Türkiye 2019 yılında Libya ile deniz yetki alanları sınırlandırma anlaşması imzaladı ve çizdiği sınırlar içinde kalan kendi kıta sahanlığı alanlarında petrol ve doğalgaz aramaya koyuldu. Yunanistan ile Mısır 6 Ağustos 2020'de deniz yetki alanları sınırlandırma anlaşması imzalayarak Türkiye-Libya deniz yetki alanları sınırını ortadan kaldırma amacı taşıyan bir deniz sınırı çizdiler. Türkiye bu anlaşmayı da protesto etti. Araştırma Gemisi (A/G) Oruç Reis Meis adasının güneyinde Türkiye-Mısır ortay hattına dayalı bir sahada sismik araştırmalara devam etti. Yunanistan A/G Oruç Reis'in araştırmalarını engellemek için taciz girişimlerinde bulundu, Birleşik Arap Emirlikleri (BAE) ve Fransa'nın katıldığı tatbikatlar düzenledi. 27 Ağustos 2020'de Seyir Hidrografi ve Oşinografi Dairesinin 1085/20 sayılı ilanıyla A/G Oruç Reis'in araştırma süresi üçüncü defa uzatıldı.
Yunanistan Başbakanı Kiryakos Miçotakis 26 Ağustos 2020'de İyon denizinde, İyon adalarından Tainaro burnuna kadar karasularını 6 deniz milinden 12 deniz miline çıkarmak için gereken yasa tasarısını meclise sunduklarını, bu uygulamayı diğer denizlerde de yapacaklarını söyledi.

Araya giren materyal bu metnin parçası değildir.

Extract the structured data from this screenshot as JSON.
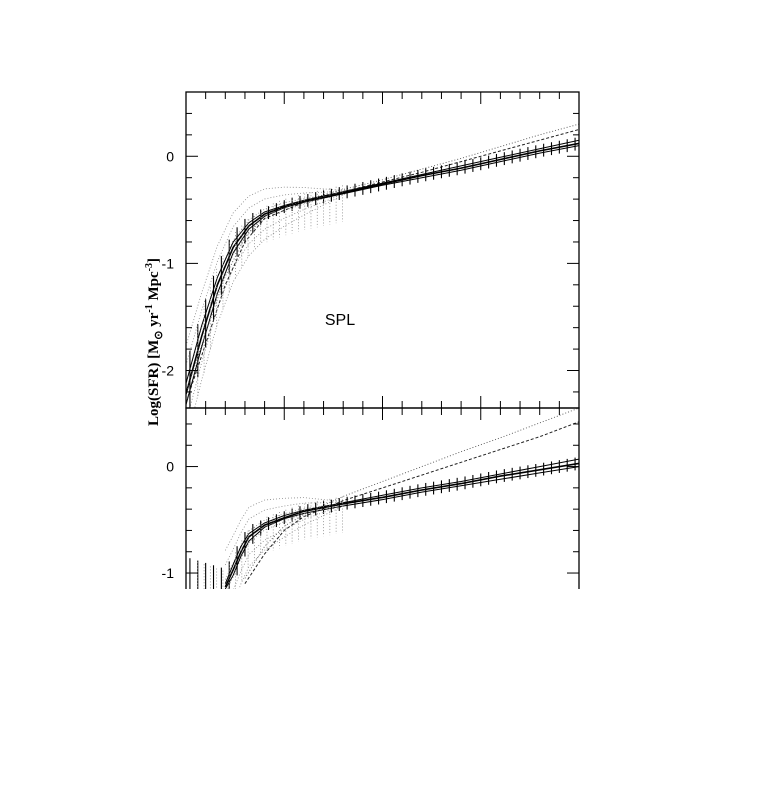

Miçotakis, adını vermeden, Ege denizinde de karasularını 12 deniz miline (DM) çıkaracaklarını söylüyor. Yunanistan Doğu Akdeniz'deki gerginliği Ege'ye yaymayı planlıyor.
Yunanistan önce İyon denizinde karasularını 12 DM'ye çıkarırken Türkiye'nin nabzını tutacak. Eğer tepki gelmezse, Türkiye'nin Doğu Akdeniz'deki faaliyetlerine karşılık Ege denizinde de karasularını 12 DM'ye çıkaracak. Yunanistan'ın Ege'de karasularını 12 DM'ye çıkarması ne Doğu Akdeniz'e çözüm getirir ne de Yunanistan için Ege'de bir kazanıma dönüşebilir. Bu yalnızca Doğu Akdeniz'deki gerginliği karasuları bağlamında Ege'ye yaymak ve tırmandırmak demektir.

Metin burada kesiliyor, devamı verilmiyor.